En RDC, les mineurs de TFM appellent Kinshasa à la responsabilité

TFM
Ph. droits tiers

Communication

Alors que le conflit entre l'Etat congolais et le groupe chinois CMOC semble dans l'impasse, l'intersyndicale du site minier tenait, ce mardi, une conférence de presse afin de demander au gouvernement de lever les restrictions pesant sur les exportations de cobalt. Une question de vie ou de mort pour cet immense site industriel, qui fait vivre toute une région et contribue très largement aux finances publiques locales et nationales de RDC.

Du cobalt sera-t-il un jour à nouveau exporté depuis la mine de Tenke Fungurume Mining (TFM) ? Le site minier, localisé dans la province de Lualaba, à l'extrême sud de la République démocratique du Congo (RDC), est à l'arrêt depuis le milieu du mois de juillet 2022. Plus précisément, ce sont les exportations en provenance de la mine congolaise qui sont, de fait, interrompues depuis huit mois. Plusieurs dizaines de milliers de tonnes de cuivre et de cobalt, d'une valeur estimée à plus de 1,5 milliard de dollars, s'entassent donc sur le site depuis cette période. Alors que l'intersyndicale avait, mardi 7 mars, convoqué les médias pour une conférence de presse organisée sur place, retour sur un conflit qui dépasse, de loin, les seuls enjeux miniers et industriels des acteurs en lice.

Aux origines du conflit

La crise débute donc au cours de l'été dernier, lorsque les autorités congolaises qui, via la société publique Gécamines, détiennent 20% de TFM (les 80% restants appartenant au groupe chinois CMOC, qui exploite la mine), déclarent soupçonner l'industriel d'avoir sciemment sous-estimé les réserves de TFM afin de minorer les redevances dues à la Gécamines. Des accusations graves, immédiatement démenties par la société chinoise. Si CMOC affirme poursuivre normalement le cours de ses opérations sur le site de TFM, les exportations de minerais sont bel et bien stoppées net depuis la mi-juillet et nul ne semble savoir, à l'heure actuelle, quand elles pourront reprendre, ni même si elles reprendront un jour.

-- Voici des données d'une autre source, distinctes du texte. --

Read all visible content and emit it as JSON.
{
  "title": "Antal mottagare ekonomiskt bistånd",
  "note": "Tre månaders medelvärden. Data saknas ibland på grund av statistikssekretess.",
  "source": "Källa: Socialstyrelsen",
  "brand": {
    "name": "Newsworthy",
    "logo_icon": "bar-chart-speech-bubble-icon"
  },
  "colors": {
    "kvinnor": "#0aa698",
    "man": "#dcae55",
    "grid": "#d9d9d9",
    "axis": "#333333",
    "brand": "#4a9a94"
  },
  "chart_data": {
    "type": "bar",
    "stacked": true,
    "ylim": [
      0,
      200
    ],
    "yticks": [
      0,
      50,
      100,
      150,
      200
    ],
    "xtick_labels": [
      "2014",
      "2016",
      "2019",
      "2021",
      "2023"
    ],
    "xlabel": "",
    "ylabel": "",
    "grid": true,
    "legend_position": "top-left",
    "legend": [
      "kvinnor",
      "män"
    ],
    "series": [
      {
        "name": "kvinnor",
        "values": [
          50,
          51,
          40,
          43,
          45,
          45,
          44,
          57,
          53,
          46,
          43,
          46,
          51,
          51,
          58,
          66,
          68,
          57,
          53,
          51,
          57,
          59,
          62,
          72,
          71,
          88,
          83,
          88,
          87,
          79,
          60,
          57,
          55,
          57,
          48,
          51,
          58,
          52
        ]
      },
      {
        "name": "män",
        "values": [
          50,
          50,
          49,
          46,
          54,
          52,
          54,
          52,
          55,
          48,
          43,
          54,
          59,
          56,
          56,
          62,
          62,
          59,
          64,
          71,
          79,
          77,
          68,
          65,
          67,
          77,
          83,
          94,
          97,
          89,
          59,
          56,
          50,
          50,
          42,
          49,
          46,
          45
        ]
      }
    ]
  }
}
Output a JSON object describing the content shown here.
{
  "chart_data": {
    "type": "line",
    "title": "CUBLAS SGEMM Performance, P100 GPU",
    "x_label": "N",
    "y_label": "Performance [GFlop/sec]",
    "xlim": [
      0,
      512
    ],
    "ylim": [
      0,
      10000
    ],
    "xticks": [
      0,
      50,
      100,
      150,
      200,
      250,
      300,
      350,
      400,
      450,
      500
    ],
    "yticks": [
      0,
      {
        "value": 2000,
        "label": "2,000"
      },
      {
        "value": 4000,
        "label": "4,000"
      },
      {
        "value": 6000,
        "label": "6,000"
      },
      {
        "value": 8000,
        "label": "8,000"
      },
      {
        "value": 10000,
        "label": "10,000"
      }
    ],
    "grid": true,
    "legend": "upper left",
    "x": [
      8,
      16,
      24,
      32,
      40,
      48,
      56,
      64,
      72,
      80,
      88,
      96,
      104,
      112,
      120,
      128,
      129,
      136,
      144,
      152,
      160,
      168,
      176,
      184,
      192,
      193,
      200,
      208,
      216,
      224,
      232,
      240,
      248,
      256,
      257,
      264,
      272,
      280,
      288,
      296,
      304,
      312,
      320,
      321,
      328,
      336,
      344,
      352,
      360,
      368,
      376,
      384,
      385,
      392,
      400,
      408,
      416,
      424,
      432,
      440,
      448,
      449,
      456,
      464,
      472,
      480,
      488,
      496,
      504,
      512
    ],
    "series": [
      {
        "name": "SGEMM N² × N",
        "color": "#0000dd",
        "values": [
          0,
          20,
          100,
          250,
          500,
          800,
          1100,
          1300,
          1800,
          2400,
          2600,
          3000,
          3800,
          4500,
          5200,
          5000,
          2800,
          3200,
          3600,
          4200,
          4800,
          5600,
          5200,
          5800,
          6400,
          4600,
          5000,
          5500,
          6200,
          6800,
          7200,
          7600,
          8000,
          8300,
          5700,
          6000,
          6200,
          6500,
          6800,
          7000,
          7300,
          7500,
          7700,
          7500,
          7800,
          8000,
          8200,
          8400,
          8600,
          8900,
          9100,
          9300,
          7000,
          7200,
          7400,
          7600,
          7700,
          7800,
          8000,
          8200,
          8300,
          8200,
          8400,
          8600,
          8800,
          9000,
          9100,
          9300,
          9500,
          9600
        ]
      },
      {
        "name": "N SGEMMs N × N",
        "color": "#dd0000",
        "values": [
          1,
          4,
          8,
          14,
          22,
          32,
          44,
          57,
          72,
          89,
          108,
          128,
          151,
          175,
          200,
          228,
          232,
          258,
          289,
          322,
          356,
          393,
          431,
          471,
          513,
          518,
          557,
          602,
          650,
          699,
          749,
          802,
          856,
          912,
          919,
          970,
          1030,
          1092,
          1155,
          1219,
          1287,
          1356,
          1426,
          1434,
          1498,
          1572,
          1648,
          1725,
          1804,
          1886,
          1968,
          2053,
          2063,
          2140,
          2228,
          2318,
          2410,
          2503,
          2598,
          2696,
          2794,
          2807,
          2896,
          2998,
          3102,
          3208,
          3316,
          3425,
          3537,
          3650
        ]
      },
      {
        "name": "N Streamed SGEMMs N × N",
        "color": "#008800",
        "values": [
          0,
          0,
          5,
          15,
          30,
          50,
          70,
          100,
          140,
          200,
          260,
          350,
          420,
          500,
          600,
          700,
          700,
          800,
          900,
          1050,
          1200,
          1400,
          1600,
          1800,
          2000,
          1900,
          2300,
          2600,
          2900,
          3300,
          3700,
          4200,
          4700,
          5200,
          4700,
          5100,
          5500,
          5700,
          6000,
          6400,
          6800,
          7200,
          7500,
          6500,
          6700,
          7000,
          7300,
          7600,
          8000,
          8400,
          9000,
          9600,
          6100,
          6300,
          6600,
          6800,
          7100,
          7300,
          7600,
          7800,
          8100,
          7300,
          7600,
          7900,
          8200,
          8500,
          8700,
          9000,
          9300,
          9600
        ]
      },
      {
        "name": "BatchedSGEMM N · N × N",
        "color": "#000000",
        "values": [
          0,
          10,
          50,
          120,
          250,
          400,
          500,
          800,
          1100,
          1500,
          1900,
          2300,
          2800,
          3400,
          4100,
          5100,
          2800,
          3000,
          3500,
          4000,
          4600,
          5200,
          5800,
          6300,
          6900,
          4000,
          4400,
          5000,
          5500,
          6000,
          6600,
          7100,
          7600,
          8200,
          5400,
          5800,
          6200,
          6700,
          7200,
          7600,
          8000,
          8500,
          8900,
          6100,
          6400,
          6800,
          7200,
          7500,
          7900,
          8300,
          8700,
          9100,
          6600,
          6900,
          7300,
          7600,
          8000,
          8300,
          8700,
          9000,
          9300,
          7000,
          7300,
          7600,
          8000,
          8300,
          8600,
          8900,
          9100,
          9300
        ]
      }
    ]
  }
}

L'immense mine de TFM n'est donc pas formellement à l'arrêt, mais une atmosphère pesante plane sur la région de Lualaba et ses habitants. Sans possibilité d'exporter le cobalt et le cuivre extraits du sous-sol congolais, CMOC engloutit en effet des sommes colossales dans l'entretien et le fonctionnement quotidien des installations de TFM. Si aucune porte de sortie n'est rapidement trouvée, le groupe pourrait tout bonnement annoncer la cessation de ses activités en RDC, et mettre la clé sous la porte de la deuxième plus grande mine de cobalt au monde. En attendant une hypothétique reprise des exportations, les signaux d'alerte se multiplient : prévu de longue date, le chantier d'expansion du site de TFM a ainsi été officiellement mis sur pause le lundi 6 mars – le premier d'une longue liste de projets avortés ?

Un site inestimable pour l'économie et la société congolaises

Car TFM n'est pas qu'une mine parmi d'autres. Hors-norme, le site n’emploie pas moins de 17 000 salariés et sous-traitants, dont 90% sont d'origine congolaise – et ce sans compter les innombrables PME, artisans et entrepreneurs dont l'activité repose plus ou moins directement sur la mine. Autant de citoyens – et leurs familles – qu'une fermeture définitive de TFM plongerait dans la précarité. Si le soutien financier de CMOC a, jusqu'à présent, permis à TFM de continuer de rémunérer ses employés, rien n'indique que le groupe puisse indéfiniment assurer la survie financière de tout un bassin d'emplois. L'entreprise chinoise s'est déjà résolue à suspendre plusieurs projets d'infrastructures communautaires bénéficiant à l'ensemble de la population : l'école, la clinique ou la nouvelle route promises attendront.

Délétère au niveau local et régional, la suspension des activités de TFM est également lourde de conséquences sur le pays tout entier. Au terme des trois premiers trimestres de l'année 2022, TFM a ainsi payé l'équivalent de 924 millions de dollars en impôts et taxes, contribuant, par exemple, à plus du tiers (35%) des recettes de la seule province de Lualaba. Et, depuis le début du conflit opposant TFM à la Gécamines, la ville de Fungurume, qui jouxte la mine, aurait enregistré une baisse de 90% de ses projets de développement, tout en s'avérant incapable de payer ses propres fonctionnaires. En d'autres termes, la poursuite du conflit pourrait signer l'arrêt de mort de toute une région et précipiter ses dizaines de milliers d'habitants dans un cataclysme socio-économique historique.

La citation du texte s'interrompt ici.